Quiero ser muy claro en este punto: todas las personas que aparecen en ese vídeo, todas, desprecian Ibiza y son, por lo tanto, despreciables, incluidos, desde luego, los percusionistas
El desprecio de estas personas hacia Ibiza y, en cierta forma, hacia todos los que hemos respetado durante meses esta cuarentena, se expresa, sobre todo, en su actitud soberbia y desvergonzada, en su convicción de que “aquí no pasa nada”. Ibiza estaba en ese momento en Fase 2. Fase 2. Hay que repetirlo. Fase 2. Esto permite reuniones de 15 personas como máximo, ya sea en domicilios, en los bares y restaurantes, o en zonas abiertas, playas incluidas. Al discutir, por WhatsApp, con algunas de los descerebrados presentes, su respuesta ha sido: “En Ibiza no hay contagiados”. Me alegra mucho saber que tengo a expertos en salud pública a mi disposición por WhatsApp, la verdad. Qué tranquilidad: gente que tiene información de primera mano y la certeza absoluta de que no hay contagiados en Ibiza y que saben, por lo tanto, que no hace falta utilizar mascarilla en situaciones de aglomeración (busquen, busquen en el vídeo una sola mascarilla, una sola).
Una vez un amigo me explicó con una frase ingeniosa la dinámica de fumar porros en grupo: “el porro no se pide, se pasa”. Pues amigas, amigos, el virus no se pide, se pasa, se pasa sin que te des cuenta, sin avisar, se pasa cuando crees, precisamente, que no pasa nada.
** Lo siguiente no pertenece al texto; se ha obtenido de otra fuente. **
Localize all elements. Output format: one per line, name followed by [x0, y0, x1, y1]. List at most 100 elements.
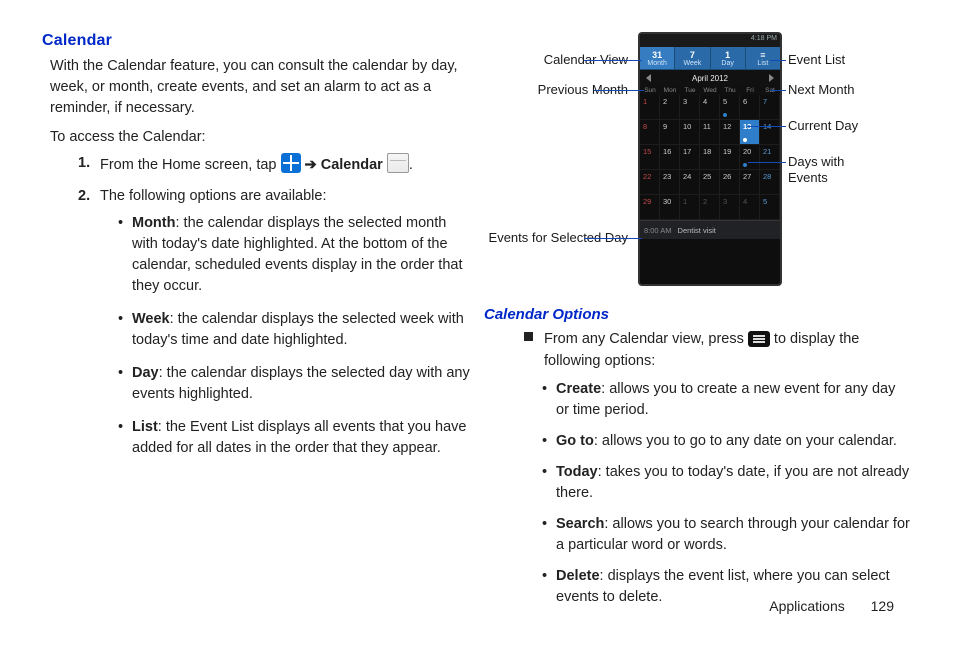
bullet-day: Day: the calendar displays the selected …	[118, 363, 470, 405]
step-1: 1. From the Home screen, tap ➔ Calendar …	[78, 153, 470, 176]
cell: 23	[660, 170, 680, 195]
cell: 2	[660, 95, 680, 120]
cell: 25	[700, 170, 720, 195]
cell: 28	[760, 170, 780, 195]
leader-line	[584, 238, 642, 239]
leader-line	[594, 90, 644, 91]
bullet-desc: : the calendar displays the selected mon…	[132, 215, 463, 294]
option-search: Search: allows you to search through you…	[542, 514, 912, 556]
footer-section: Applications	[769, 598, 845, 614]
cell: 26	[720, 170, 740, 195]
step-number: 1.	[78, 153, 90, 174]
cell-today: 13	[740, 120, 760, 145]
steps-list: 1. From the Home screen, tap ➔ Calendar …	[78, 153, 470, 459]
calendar-label: Calendar	[321, 157, 383, 173]
event-time: 8:00 AM	[644, 226, 672, 235]
bullet-label: Day	[132, 365, 159, 381]
callout-previous-month: Previous Month	[488, 82, 628, 98]
cell: 15	[640, 145, 660, 170]
bullet-label: Week	[132, 311, 170, 327]
cell: 1	[640, 95, 660, 120]
option-desc: : takes you to today's date, if you are …	[556, 464, 909, 501]
tab-label: Month	[647, 60, 666, 67]
leader-line	[748, 126, 786, 127]
view-tabs: 31Month 7Week 1Day ≡List	[640, 47, 780, 70]
tab-list-icon: ≡	[746, 50, 780, 60]
section-heading: Calendar	[42, 32, 470, 50]
tab-num: 7	[675, 50, 709, 60]
dow: Wed	[700, 86, 720, 95]
callout-label: Days with Events	[788, 154, 844, 185]
bullet-label: Month	[132, 215, 175, 231]
bullet-desc: : the calendar displays the selected day…	[132, 365, 470, 402]
cell: 10	[680, 120, 700, 145]
option-desc: : allows you to search through your cale…	[556, 516, 910, 553]
dow: Tue	[680, 86, 700, 95]
cell: 7	[760, 95, 780, 120]
status-bar: 4:18 PM	[640, 34, 780, 47]
callout-label: Event List	[788, 52, 845, 67]
option-label: Search	[556, 516, 604, 532]
period: .	[409, 157, 413, 173]
cell: 22	[640, 170, 660, 195]
access-line: To access the Calendar:	[50, 129, 470, 145]
cell: 11	[700, 120, 720, 145]
bullet-month: Month: the calendar displays the selecte…	[118, 213, 470, 297]
option-label: Go to	[556, 433, 594, 449]
page-footer: Applications 129	[769, 598, 894, 614]
callout-calendar-view: Calendar View	[488, 52, 628, 68]
apps-grid-icon	[281, 153, 301, 173]
option-desc: : allows you to create a new event for a…	[556, 381, 895, 418]
menu-button-icon	[748, 331, 770, 347]
clock: 4:18 PM	[751, 35, 777, 42]
cell: 17	[680, 145, 700, 170]
right-column: 4:18 PM 31Month 7Week 1Day ≡List April 2…	[484, 32, 912, 618]
cell: 3	[680, 95, 700, 120]
cell: 2	[700, 195, 720, 220]
callout-label: Next Month	[788, 82, 854, 97]
tab-month: 31Month	[640, 47, 675, 69]
cell: 12	[720, 120, 740, 145]
callout-current-day: Current Day	[788, 118, 858, 134]
month-label: April 2012	[692, 74, 728, 83]
bullet-desc: : the calendar displays the selected wee…	[132, 311, 464, 348]
options-list: Create: allows you to create a new event…	[542, 379, 912, 608]
tab-list: ≡List	[746, 47, 780, 69]
options-heading: Calendar Options	[484, 306, 912, 323]
callout-event-list: Event List	[788, 52, 845, 68]
option-create: Create: allows you to create a new event…	[542, 379, 912, 421]
event-row: 8:00 AM Dentist visit	[640, 220, 780, 239]
tab-week: 7Week	[675, 47, 710, 69]
view-bullets: Month: the calendar displays the selecte…	[118, 213, 470, 459]
step-text: The following options are available:	[100, 188, 327, 204]
phone-mock: 4:18 PM 31Month 7Week 1Day ≡List April 2…	[638, 32, 782, 286]
cell: 9	[660, 120, 680, 145]
square-bullet-icon	[524, 332, 533, 341]
leader-line	[584, 60, 642, 61]
cell: 20	[740, 145, 760, 170]
calendar-grid: 1 2 3 4 5 6 7 8 9 10 11 12 13 14 15 16 1	[640, 95, 780, 220]
dow: Mon	[660, 86, 680, 95]
option-label: Create	[556, 381, 601, 397]
callout-next-month: Next Month	[788, 82, 854, 98]
document-page: Calendar With the Calendar feature, you …	[0, 0, 954, 646]
phone-diagram: 4:18 PM 31Month 7Week 1Day ≡List April 2…	[488, 32, 908, 292]
intro-paragraph: With the Calendar feature, you can consu…	[50, 56, 470, 119]
cell: 3	[720, 195, 740, 220]
option-label: Delete	[556, 568, 600, 584]
callout-label: Current Day	[788, 118, 858, 133]
options-intro: From any Calendar view, press to display…	[524, 329, 912, 373]
month-bar: April 2012	[640, 70, 780, 86]
arrow-icon: ➔	[305, 157, 317, 173]
event-dot	[723, 113, 727, 117]
options-intro-pre: From any Calendar view, press	[544, 331, 748, 347]
cell: 21	[760, 145, 780, 170]
tab-num: 1	[711, 50, 745, 60]
step-text: From the Home screen, tap	[100, 157, 281, 173]
callout-days-with-events: Days with Events	[788, 154, 878, 185]
cell: 14	[760, 120, 780, 145]
option-goto: Go to: allows you to go to any date on y…	[542, 431, 912, 452]
day-of-week-row: Sun Mon Tue Wed Thu Fri Sat	[640, 86, 780, 95]
prev-month-icon	[646, 74, 651, 82]
cell: 27	[740, 170, 760, 195]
Esta noche Douglas Harley y Robert Behnken observan, desde la ISS, la apacible faz de su país, levantado en armas contra el racismo. Puede que, en un momento dado, pasen por encima del viejo Mediterráneo y se fijen en la pequeña anécdota del mar donde yo nací, donde viven mis padres ancianos. Puede que piensen “qué bien poder aterrizar allí, en una playa, lejos de la violencia y del dolor”.
Llevo varias semanas quejándome aquí de los fondos de capital riesgo y de las fuerzas oscuras de la economía que buscan abrir, cuanto antes, las pitiusas al mundo. Llevo varias semanas apuntando un dedo acusador a las discotecas, a los poderosos dueños del ocio nocturno. Pero ahora me doy cuenta, con horror, de que el enemigo estaba en casa.